Planar defect in approximant: the case of Cu-Al-Sc alloy

TL;DR

This study investigates a specific planar defect in Cu-Al-Sc approximant alloys using electron microscopy and 6D analysis, proposing a detailed atomic structure model validated by imaging and exploring defect intersections.

Contribution

It introduces a novel atomic structure model for the {110} planar defect in Cu-Al-Sc approximant alloys, validated by experimental imaging and 6D analysis.

Findings

Proposed a new displacement vector for the planar defect involving the golden ratio.

Constructed and validated an atomic structure model matching observed images.

Analyzed defect intersections using canonical cell tiling concepts.

Abstract

The {110} planar defect formed in the Cu-Al-Sc 1/1 approximant has been studied by means of electron microscopy and 6-dimensional analysis.

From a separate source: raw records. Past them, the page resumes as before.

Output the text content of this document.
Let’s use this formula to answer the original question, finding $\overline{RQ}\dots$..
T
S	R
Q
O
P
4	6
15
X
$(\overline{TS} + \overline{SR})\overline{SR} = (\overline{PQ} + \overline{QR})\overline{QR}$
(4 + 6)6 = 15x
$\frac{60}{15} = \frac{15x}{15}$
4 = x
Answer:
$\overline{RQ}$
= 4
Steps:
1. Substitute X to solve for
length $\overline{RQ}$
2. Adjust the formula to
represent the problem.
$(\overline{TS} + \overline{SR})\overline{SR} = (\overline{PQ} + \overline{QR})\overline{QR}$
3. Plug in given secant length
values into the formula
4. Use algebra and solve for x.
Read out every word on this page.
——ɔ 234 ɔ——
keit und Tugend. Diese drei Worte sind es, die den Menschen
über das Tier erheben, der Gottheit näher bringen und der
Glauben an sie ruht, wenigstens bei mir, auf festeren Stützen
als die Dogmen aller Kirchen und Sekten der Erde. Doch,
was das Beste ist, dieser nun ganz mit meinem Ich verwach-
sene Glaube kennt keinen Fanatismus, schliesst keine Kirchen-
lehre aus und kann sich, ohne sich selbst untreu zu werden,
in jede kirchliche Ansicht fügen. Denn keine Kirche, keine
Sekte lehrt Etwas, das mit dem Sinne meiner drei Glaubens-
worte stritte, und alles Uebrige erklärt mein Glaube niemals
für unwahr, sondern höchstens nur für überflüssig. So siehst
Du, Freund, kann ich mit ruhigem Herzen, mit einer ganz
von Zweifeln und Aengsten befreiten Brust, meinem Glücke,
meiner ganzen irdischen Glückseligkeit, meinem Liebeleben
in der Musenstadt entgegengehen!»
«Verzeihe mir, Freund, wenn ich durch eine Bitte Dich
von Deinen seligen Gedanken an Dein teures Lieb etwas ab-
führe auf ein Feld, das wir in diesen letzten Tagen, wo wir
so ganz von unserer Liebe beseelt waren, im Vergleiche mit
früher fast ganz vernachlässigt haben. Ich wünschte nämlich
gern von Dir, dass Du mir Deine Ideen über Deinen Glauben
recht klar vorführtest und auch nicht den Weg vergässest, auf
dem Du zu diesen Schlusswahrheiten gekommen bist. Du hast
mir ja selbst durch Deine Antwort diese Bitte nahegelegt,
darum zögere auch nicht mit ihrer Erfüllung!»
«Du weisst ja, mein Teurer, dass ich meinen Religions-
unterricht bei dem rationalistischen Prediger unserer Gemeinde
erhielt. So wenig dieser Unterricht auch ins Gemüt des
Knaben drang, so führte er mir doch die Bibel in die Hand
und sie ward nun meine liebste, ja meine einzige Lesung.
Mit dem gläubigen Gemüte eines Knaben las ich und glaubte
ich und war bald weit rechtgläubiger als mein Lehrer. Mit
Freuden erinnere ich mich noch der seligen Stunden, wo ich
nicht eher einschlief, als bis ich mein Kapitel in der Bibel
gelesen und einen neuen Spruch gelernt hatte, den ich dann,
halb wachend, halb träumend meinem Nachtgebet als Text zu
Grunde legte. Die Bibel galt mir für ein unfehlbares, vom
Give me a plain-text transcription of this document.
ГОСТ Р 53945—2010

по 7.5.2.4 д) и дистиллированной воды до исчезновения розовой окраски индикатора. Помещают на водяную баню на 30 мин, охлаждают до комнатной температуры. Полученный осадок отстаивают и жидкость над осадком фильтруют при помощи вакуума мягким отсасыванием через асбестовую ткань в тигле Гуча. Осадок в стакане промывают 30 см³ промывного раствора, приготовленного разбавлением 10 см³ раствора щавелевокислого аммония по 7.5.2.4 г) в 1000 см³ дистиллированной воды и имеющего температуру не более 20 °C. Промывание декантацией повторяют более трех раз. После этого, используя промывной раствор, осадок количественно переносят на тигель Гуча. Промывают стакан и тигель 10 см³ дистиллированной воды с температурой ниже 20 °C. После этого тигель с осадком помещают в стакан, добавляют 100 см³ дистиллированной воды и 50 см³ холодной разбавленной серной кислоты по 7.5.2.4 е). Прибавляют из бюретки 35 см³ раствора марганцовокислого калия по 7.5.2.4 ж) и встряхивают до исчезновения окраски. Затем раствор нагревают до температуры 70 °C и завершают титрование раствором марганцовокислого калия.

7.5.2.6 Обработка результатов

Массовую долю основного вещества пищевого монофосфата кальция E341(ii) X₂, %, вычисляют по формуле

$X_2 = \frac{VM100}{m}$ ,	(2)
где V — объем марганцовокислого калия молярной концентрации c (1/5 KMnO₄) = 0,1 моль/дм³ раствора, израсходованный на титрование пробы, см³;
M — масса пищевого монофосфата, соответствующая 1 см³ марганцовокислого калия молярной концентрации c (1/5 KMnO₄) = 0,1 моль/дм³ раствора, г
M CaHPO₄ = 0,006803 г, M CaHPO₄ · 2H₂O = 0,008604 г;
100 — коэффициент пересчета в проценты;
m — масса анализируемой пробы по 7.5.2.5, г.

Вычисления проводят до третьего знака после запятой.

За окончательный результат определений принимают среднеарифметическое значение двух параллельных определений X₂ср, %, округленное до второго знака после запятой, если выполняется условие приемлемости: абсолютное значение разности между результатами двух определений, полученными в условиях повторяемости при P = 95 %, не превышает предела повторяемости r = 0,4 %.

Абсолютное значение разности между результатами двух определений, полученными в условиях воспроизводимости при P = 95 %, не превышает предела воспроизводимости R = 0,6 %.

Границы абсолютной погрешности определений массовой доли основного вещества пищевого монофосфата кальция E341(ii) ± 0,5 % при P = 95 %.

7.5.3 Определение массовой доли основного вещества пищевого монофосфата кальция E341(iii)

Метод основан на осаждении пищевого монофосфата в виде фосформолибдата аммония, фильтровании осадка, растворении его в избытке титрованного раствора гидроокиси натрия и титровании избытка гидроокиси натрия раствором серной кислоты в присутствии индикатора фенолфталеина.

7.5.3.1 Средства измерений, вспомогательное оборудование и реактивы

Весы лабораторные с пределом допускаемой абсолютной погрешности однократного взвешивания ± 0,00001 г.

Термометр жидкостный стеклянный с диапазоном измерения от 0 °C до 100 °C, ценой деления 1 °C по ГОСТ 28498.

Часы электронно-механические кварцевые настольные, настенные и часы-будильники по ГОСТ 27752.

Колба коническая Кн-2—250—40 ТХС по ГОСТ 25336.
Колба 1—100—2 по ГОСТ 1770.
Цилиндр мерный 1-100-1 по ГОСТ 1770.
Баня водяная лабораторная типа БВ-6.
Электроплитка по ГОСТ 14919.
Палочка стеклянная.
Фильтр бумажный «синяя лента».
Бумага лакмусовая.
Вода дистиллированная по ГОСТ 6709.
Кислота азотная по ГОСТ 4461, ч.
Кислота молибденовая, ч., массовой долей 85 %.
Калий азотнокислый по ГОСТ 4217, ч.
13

As the displacement vector of the planar defect, 1/2 <{\tau}, 1/{\tau}, 0> has been proposed. Here {\tau} denotes the golden ratio. This vector corresponds to a 6-dimensional translation of type [111000] and also to the c-linkage of Tsai-type clusters. An atomic structure model of the planar defect has been constructed referring to the structural properties of the regular 1/1 approximant; namely truncated triacontahedron framework and embedded clusters. This structural model was validated by the agreement between the observed and simulated HAADF-STEM images. Models of the intersection of two planar defects and the triple point, where three planar defects intersect, were also proposed. All local structures formed at these defects are understood by the concept of so-called canonical cell tiling.